I am sitting here, awake, and wonder… Is there anything I could have done differently? But I know that is not wise because thoughts like that isn’t going to change anything.
I have been going through a lot of emotions lately… I don’t think I have ever really felt this much sorrow about leaving a place. I felt a lot of sadness as I gave my boss my two weeks notice.
Went for a run and a walk today… Trying to gather my thoughts together. I realized that my reason of being sad is because I have made great friends here and I do not wish to leave. People often ask me: “where are you going to be?” and I often answer “wherever the job takes me.” Now I realized, that is not what I will really do. My answer from now on my answer will be “where my friends are.” I am a people person, I always have and I want to be with the people I care, especially the one I care the most. Now I understand why my mother decided to stay in Taiwan instead of immigrating to Australia. The same reason why I don’t want to leave Wisconsin.
Then I know… Leaving now is exactly the right thing to do. The sooner I get this thing out of the way, the sooner I can actually be free and be with the people I want to be with. I can drag on forever and hope I can just eventually escape but it would be so much pressure for me and everyone I care and knows. The thought of that made me calm down a lot more. I will make that next step for the future I wish for.
“When one door closes another one opens.” A quote I often reminded myself of… We all have setbacks in our life and I think it is what we pull ourselves together is the key to making the best of all situation. As I did not get accepted to the PhD program I wanted to, I started looking into options. At first, I have no tide to much and the world was there for me to pick, but now the story is a little different…
It is tough to make last minute decision especially when I am already not great at it to begin with. I need to remind myself that I really have nothing to lose. Oh yeah, I also haven’t told her because I was not sure if it is the right thing to do. It is what it is I guess. We will see on that.
Looking at UW-Milwaukee’s Education department. They have some interesting ones I really would enjoy being a part of. Maybe that is my other door that fate is sending me to. I have no idea why I did not search at first but I will make sure I have more than just one options. I can not make promise that I can not keep because my words is sometimes all I have for people to rely on and I need that to be on a good standing.
I felt a bit of sadness today as I am trying to grasp the whole picture. I think the main reason for it is because I finally found someone that I feel a connection to and would share so much with.
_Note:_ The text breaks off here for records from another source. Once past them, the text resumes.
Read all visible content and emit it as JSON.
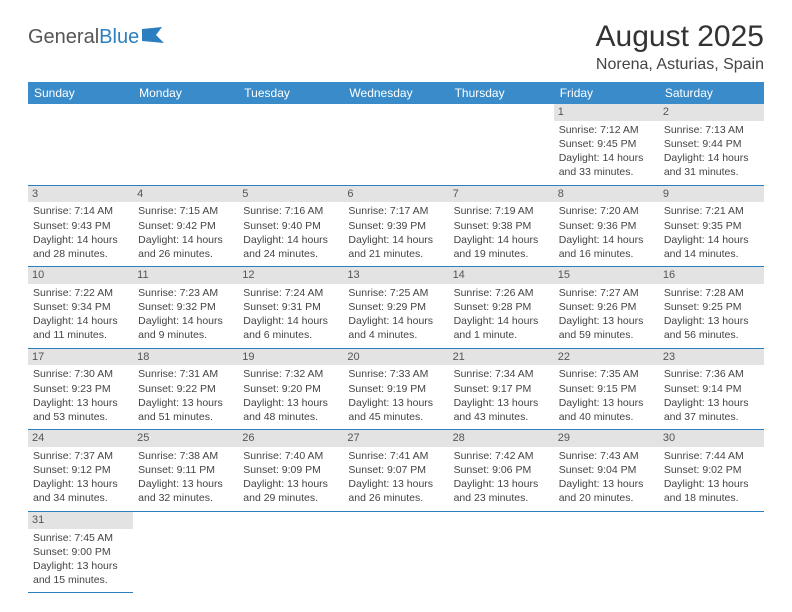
{
  "logo": {
    "part1": "General",
    "part2": "Blue"
  },
  "title": "August 2025",
  "location": "Norena, Asturias, Spain",
  "day_headers": [
    "Sunday",
    "Monday",
    "Tuesday",
    "Wednesday",
    "Thursday",
    "Friday",
    "Saturday"
  ],
  "colors": {
    "header_bg": "#3a8bc9",
    "header_text": "#ffffff",
    "row_divider": "#2c7fbf",
    "daynum_bg": "#e3e3e3",
    "text": "#444444",
    "logo_blue": "#2c7fbf"
  },
  "typography": {
    "title_fontsize": 30,
    "location_fontsize": 16,
    "header_fontsize": 12,
    "cell_fontsize": 10.5,
    "daynum_fontsize": 11
  },
  "first_weekday_index": 5,
  "days": [
    {
      "n": 1,
      "sunrise": "7:12 AM",
      "sunset": "9:45 PM",
      "daylight": "14 hours and 33 minutes."
    },
    {
      "n": 2,
      "sunrise": "7:13 AM",
      "sunset": "9:44 PM",
      "daylight": "14 hours and 31 minutes."
    },
    {
      "n": 3,
      "sunrise": "7:14 AM",
      "sunset": "9:43 PM",
      "daylight": "14 hours and 28 minutes."
    },
    {
      "n": 4,
      "sunrise": "7:15 AM",
      "sunset": "9:42 PM",
      "daylight": "14 hours and 26 minutes."
    },
    {
      "n": 5,
      "sunrise": "7:16 AM",
      "sunset": "9:40 PM",
      "daylight": "14 hours and 24 minutes."
    },
    {
      "n": 6,
      "sunrise": "7:17 AM",
      "sunset": "9:39 PM",
      "daylight": "14 hours and 21 minutes."
    },
    {
      "n": 7,
      "sunrise": "7:19 AM",
      "sunset": "9:38 PM",
      "daylight": "14 hours and 19 minutes."
    },
    {
      "n": 8,
      "sunrise": "7:20 AM",
      "sunset": "9:36 PM",
      "daylight": "14 hours and 16 minutes."
    },
    {
      "n": 9,
      "sunrise": "7:21 AM",
      "sunset": "9:35 PM",
      "daylight": "14 hours and 14 minutes."
    },
    {
      "n": 10,
      "sunrise": "7:22 AM",
      "sunset": "9:34 PM",
      "daylight": "14 hours and 11 minutes."
    },
    {
      "n": 11,
      "sunrise": "7:23 AM",
      "sunset": "9:32 PM",
      "daylight": "14 hours and 9 minutes."
    },
    {
      "n": 12,
      "sunrise": "7:24 AM",
      "sunset": "9:31 PM",
      "daylight": "14 hours and 6 minutes."
    },
    {
      "n": 13,
      "sunrise": "7:25 AM",
      "sunset": "9:29 PM",
      "daylight": "14 hours and 4 minutes."
    },
    {
      "n": 14,
      "sunrise": "7:26 AM",
      "sunset": "9:28 PM",
      "daylight": "14 hours and 1 minute."
    },
    {
      "n": 15,
      "sunrise": "7:27 AM",
      "sunset": "9:26 PM",
      "daylight": "13 hours and 59 minutes."
    },
    {
      "n": 16,
      "sunrise": "7:28 AM",
      "sunset": "9:25 PM",
      "daylight": "13 hours and 56 minutes."
    },
    {
      "n": 17,
      "sunrise": "7:30 AM",
      "sunset": "9:23 PM",
      "daylight": "13 hours and 53 minutes."
    },
    {
      "n": 18,
      "sunrise": "7:31 AM",
      "sunset": "9:22 PM",
      "daylight": "13 hours and 51 minutes."
    },
    {
      "n": 19,
      "sunrise": "7:32 AM",
      "sunset": "9:20 PM",
      "daylight": "13 hours and 48 minutes."
    },
    {
      "n": 20,
      "sunrise": "7:33 AM",
      "sunset": "9:19 PM",
      "daylight": "13 hours and 45 minutes."
    },
    {
      "n": 21,
      "sunrise": "7:34 AM",
      "sunset": "9:17 PM",
      "daylight": "13 hours and 43 minutes."
    },
    {
      "n": 22,
      "sunrise": "7:35 AM",
      "sunset": "9:15 PM",
      "daylight": "13 hours and 40 minutes."
    },
    {
      "n": 23,
      "sunrise": "7:36 AM",
      "sunset": "9:14 PM",
      "daylight": "13 hours and 37 minutes."
    },
    {
      "n": 24,
      "sunrise": "7:37 AM",
      "sunset": "9:12 PM",
      "daylight": "13 hours and 34 minutes."
    },
    {
      "n": 25,
      "sunrise": "7:38 AM",
      "sunset": "9:11 PM",
      "daylight": "13 hours and 32 minutes."
    },
    {
      "n": 26,
      "sunrise": "7:40 AM",
      "sunset": "9:09 PM",
      "daylight": "13 hours and 29 minutes."
    },
    {
      "n": 27,
      "sunrise": "7:41 AM",
      "sunset": "9:07 PM",
      "daylight": "13 hours and 26 minutes."
    },
    {
      "n": 28,
      "sunrise": "7:42 AM",
      "sunset": "9:06 PM",
      "daylight": "13 hours and 23 minutes."
    },
    {
      "n": 29,
      "sunrise": "7:43 AM",
      "sunset": "9:04 PM",
      "daylight": "13 hours and 20 minutes."
    },
    {
      "n": 30,
      "sunrise": "7:44 AM",
      "sunset": "9:02 PM",
      "daylight": "13 hours and 18 minutes."
    },
    {
      "n": 31,
      "sunrise": "7:45 AM",
      "sunset": "9:00 PM",
      "daylight": "13 hours and 15 minutes."
    }
  ],
  "labels": {
    "sunrise": "Sunrise:",
    "sunset": "Sunset:",
    "daylight": "Daylight:"
  }
}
Yet this would not be the same as I leave for such a long time. It is hard to find those people in life and I cherish the person… I would say perhaps 4 people in my life I would consider that to be the case and 3 are now so far away from me. I am about to lose one more… Stay strong and keep living, I will figure it out eventually!
I don’t exactly know how to act and what to do right now… My sister called me and told me that grandma is in the hospital right now and in a bad state. I have no exact idea of what the situation is. They want me to change my flight earlier but I don’t think that would be what grandma wants.
I really would rather that sister didn’t tell me the news because there isn’t all that much I could do thousand miles away other than feeling anxious and worried.
I feel that I still need to take care so much things here and I should live my life to the fullest. That is what grandma would want me to do. I feel that the life is just too unpredictable and we should tell people who we care how we feel. I think I should tell her how I feel for she has the right to know and not to worry about how much time is left. I really wish I would have met her earlier.